Teen sensation is fictional
Cracking story this. A number of media outlets, including The Times and Goal.com, have been reporting on a 16-year-old Moldovan attacker named Masal Bugduv who was set to take the football world by storm. The only problem is he doesn’t exist. Bugduv was nothing more than the star of a fake AP press release.
Goal.com has issued an apology on the subject. It read: “Goal.com would like to apologise for any confusion over the snippet of information we published over phantom prodigy Masal Bugduv, who is apparently as elusive as a home win at Stamford Bridge recently.
“We received information from a fake Associated Press report, and we are sorry to pass this on. Still, unlike some publications we did not even begin to imply that we had watched him play – merely that he was in a provisional squad list and was attracting attention, as per the (forged) AP report.”

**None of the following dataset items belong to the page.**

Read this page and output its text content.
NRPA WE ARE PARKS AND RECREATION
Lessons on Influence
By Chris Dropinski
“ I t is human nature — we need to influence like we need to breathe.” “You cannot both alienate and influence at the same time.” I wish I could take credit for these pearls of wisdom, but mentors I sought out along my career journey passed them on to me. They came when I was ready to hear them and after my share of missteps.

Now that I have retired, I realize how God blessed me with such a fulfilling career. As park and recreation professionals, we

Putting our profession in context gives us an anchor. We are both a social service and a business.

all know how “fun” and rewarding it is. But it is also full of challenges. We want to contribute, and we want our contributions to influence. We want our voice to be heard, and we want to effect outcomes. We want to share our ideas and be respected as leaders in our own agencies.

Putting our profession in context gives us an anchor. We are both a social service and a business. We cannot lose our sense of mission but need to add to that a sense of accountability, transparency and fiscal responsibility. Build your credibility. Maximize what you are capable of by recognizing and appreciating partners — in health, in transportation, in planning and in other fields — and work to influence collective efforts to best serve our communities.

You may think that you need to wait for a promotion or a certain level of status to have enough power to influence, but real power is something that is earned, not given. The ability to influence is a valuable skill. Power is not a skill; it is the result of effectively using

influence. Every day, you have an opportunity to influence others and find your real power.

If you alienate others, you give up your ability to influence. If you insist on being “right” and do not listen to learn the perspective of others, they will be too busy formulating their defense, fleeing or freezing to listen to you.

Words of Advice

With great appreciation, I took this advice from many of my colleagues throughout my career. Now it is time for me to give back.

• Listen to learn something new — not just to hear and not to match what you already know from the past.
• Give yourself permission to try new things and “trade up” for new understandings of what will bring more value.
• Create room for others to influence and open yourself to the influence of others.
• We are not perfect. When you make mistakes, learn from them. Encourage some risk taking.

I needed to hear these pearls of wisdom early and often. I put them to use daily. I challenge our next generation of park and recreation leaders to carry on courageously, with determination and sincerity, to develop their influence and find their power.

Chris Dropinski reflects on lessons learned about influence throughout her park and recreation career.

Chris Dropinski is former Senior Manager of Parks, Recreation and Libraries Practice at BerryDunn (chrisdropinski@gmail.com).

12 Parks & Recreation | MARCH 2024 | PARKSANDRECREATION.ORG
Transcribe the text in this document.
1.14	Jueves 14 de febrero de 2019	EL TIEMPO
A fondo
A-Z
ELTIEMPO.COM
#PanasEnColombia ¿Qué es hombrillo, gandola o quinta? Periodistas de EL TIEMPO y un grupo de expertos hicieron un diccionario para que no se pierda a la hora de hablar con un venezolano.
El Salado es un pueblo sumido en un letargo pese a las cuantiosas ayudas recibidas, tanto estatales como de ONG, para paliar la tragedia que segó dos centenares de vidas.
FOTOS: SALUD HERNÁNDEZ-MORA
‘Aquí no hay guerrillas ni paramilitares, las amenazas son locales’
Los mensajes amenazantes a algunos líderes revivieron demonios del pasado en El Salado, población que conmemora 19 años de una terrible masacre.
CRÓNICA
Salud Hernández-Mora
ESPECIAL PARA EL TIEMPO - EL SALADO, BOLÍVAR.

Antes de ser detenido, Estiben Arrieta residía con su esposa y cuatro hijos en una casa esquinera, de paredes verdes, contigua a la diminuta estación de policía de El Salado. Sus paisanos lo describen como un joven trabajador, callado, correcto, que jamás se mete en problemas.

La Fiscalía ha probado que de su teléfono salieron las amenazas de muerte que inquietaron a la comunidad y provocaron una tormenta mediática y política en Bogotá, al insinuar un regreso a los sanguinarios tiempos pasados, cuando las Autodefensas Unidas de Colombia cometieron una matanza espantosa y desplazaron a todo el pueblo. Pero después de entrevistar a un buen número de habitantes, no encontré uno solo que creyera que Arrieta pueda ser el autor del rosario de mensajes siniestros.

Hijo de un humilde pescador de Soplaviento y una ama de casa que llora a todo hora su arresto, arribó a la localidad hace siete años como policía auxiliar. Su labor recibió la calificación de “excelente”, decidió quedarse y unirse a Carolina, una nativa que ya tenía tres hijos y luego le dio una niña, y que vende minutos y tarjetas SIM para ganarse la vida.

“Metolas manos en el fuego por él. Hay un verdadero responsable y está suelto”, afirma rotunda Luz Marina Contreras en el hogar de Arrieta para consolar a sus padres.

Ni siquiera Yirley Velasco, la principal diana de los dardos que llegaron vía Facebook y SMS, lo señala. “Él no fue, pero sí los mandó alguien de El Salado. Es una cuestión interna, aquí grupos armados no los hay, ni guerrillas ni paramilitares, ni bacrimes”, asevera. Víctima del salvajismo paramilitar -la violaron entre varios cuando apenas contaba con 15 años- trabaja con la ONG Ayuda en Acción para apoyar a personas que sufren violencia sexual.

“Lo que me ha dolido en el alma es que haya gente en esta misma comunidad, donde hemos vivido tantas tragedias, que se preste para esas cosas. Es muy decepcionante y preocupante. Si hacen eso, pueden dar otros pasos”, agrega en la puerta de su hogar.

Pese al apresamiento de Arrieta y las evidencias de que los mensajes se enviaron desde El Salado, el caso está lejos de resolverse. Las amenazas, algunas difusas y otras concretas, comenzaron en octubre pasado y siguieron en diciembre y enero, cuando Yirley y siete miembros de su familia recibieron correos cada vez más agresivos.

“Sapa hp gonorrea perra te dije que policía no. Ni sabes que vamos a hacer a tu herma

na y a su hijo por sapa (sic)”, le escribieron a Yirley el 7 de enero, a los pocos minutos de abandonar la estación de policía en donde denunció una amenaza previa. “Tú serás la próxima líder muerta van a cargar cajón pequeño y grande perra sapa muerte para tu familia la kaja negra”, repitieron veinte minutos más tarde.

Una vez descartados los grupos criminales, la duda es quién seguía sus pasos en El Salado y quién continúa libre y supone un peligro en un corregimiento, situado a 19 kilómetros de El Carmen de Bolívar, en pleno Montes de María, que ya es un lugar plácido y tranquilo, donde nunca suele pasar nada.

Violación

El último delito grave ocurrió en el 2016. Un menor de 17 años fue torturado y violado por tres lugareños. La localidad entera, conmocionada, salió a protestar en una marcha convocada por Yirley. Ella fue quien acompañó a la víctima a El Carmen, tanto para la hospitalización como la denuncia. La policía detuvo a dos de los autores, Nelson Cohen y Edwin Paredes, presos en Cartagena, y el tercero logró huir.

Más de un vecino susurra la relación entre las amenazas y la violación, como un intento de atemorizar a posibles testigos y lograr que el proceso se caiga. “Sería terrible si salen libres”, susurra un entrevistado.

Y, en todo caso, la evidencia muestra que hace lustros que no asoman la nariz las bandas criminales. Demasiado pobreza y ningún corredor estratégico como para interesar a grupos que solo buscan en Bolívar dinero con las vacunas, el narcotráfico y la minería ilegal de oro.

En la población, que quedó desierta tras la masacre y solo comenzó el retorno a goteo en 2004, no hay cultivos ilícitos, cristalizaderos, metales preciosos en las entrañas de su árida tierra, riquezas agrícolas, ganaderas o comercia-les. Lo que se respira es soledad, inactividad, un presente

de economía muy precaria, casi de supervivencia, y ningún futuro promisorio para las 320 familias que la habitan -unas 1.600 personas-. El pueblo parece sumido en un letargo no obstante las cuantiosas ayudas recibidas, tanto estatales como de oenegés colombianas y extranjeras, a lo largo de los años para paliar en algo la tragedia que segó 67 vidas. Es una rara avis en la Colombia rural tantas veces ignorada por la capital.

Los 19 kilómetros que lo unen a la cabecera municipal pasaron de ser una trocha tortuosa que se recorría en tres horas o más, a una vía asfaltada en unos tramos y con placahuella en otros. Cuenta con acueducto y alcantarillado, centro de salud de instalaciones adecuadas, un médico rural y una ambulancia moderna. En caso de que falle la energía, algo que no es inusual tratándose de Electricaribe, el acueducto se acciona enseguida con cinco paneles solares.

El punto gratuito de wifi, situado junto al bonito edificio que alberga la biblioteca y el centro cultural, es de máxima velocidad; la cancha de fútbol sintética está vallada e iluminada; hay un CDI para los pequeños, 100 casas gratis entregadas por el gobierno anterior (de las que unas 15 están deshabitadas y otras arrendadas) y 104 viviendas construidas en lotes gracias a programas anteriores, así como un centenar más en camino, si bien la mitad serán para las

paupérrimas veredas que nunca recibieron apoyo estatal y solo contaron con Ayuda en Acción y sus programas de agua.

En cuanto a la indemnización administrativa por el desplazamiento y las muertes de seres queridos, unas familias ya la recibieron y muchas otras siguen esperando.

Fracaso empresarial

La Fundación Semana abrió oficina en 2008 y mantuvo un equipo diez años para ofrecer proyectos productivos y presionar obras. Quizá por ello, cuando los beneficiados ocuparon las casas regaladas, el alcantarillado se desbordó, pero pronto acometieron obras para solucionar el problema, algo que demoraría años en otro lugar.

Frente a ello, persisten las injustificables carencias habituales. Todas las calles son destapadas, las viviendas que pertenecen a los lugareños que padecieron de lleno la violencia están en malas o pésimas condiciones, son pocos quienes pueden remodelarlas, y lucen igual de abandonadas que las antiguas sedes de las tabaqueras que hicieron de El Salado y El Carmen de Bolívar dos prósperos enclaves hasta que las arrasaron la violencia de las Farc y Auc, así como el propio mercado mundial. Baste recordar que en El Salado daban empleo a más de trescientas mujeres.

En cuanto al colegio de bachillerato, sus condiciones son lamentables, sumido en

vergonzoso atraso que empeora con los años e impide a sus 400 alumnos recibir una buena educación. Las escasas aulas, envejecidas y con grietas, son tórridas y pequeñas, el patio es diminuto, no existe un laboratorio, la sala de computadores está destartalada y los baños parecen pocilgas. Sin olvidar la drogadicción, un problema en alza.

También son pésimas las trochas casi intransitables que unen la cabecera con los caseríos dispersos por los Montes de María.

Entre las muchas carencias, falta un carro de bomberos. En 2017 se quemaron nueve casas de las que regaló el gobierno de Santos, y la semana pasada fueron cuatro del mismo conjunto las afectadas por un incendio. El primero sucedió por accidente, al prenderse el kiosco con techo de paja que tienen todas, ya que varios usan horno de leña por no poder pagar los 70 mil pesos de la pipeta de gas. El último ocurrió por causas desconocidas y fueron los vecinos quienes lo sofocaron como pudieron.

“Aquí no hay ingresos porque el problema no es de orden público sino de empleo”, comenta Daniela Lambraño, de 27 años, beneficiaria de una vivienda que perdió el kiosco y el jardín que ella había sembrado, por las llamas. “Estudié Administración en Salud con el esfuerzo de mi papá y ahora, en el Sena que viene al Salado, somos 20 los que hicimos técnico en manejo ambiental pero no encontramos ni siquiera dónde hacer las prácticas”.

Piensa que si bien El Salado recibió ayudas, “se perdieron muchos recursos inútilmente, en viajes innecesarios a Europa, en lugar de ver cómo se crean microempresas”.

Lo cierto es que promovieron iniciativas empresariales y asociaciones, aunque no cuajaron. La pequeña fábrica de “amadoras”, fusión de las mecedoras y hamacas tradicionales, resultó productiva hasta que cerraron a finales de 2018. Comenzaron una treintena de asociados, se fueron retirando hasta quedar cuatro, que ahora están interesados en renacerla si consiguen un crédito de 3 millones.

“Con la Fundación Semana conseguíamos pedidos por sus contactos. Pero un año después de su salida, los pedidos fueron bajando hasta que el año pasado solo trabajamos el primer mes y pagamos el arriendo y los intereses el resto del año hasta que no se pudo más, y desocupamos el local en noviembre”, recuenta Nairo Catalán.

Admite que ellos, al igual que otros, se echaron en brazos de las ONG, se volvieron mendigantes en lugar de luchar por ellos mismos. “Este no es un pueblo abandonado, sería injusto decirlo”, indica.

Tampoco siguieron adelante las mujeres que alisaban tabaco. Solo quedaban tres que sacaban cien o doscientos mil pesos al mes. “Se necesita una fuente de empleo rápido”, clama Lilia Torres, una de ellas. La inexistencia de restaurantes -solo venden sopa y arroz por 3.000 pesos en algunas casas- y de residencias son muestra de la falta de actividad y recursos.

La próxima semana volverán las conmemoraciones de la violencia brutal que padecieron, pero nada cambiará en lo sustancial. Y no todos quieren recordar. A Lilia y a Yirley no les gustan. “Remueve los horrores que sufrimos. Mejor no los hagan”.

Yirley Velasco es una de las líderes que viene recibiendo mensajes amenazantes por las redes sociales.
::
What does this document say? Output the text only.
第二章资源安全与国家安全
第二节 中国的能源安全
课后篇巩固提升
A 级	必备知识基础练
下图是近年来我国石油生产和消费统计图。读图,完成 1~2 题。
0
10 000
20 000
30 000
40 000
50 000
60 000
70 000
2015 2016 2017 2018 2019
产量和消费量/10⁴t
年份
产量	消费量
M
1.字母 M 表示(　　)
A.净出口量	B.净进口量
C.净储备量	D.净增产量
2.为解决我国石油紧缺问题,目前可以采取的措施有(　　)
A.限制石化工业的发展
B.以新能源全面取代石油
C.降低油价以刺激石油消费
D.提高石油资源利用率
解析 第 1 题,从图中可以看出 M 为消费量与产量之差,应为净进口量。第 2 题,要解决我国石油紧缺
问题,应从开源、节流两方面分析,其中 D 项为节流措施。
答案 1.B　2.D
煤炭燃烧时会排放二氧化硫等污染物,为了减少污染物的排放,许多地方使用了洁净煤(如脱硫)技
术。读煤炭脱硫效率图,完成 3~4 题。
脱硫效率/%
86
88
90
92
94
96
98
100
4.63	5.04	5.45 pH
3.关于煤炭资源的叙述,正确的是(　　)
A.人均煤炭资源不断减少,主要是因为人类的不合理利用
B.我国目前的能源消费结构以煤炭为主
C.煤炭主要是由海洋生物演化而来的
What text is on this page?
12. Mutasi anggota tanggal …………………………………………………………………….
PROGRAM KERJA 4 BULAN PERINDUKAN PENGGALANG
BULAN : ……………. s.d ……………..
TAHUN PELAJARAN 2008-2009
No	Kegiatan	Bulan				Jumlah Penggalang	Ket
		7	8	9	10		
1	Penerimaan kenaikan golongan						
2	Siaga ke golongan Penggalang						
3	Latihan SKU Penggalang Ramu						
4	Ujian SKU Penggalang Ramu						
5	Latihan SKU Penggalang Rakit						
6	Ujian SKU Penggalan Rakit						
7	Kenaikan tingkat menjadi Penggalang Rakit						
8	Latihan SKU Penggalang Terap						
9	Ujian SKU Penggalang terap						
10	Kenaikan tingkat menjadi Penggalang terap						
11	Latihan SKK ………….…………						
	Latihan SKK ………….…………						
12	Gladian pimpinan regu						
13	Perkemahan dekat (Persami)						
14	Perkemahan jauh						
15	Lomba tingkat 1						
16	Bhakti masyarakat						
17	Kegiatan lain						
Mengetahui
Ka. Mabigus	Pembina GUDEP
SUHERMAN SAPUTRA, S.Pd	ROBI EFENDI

The Times had included Bugduv in their list of the 50 hottest young footballers. He came in at number 30 (surely a kick in the teeth for all the young prospects who ranked below the fictitious Bugduv) with The Times proclaiming: “Moldova’s finest, the 16-year-old attacker has been strongly linked with a move to Arsenal, work permit permitting. And he’s been linked with plenty of other top clubs as well”
The player has now earned a fake entry on Wikipedia, and once he’s on Wikipedia hasn’t he really made it as a top footballer regardless of whether he exists or not?
It just goes to show how much of journalism is simply regurgitated from elsewhere. Erm… Spotted on The Spoiler!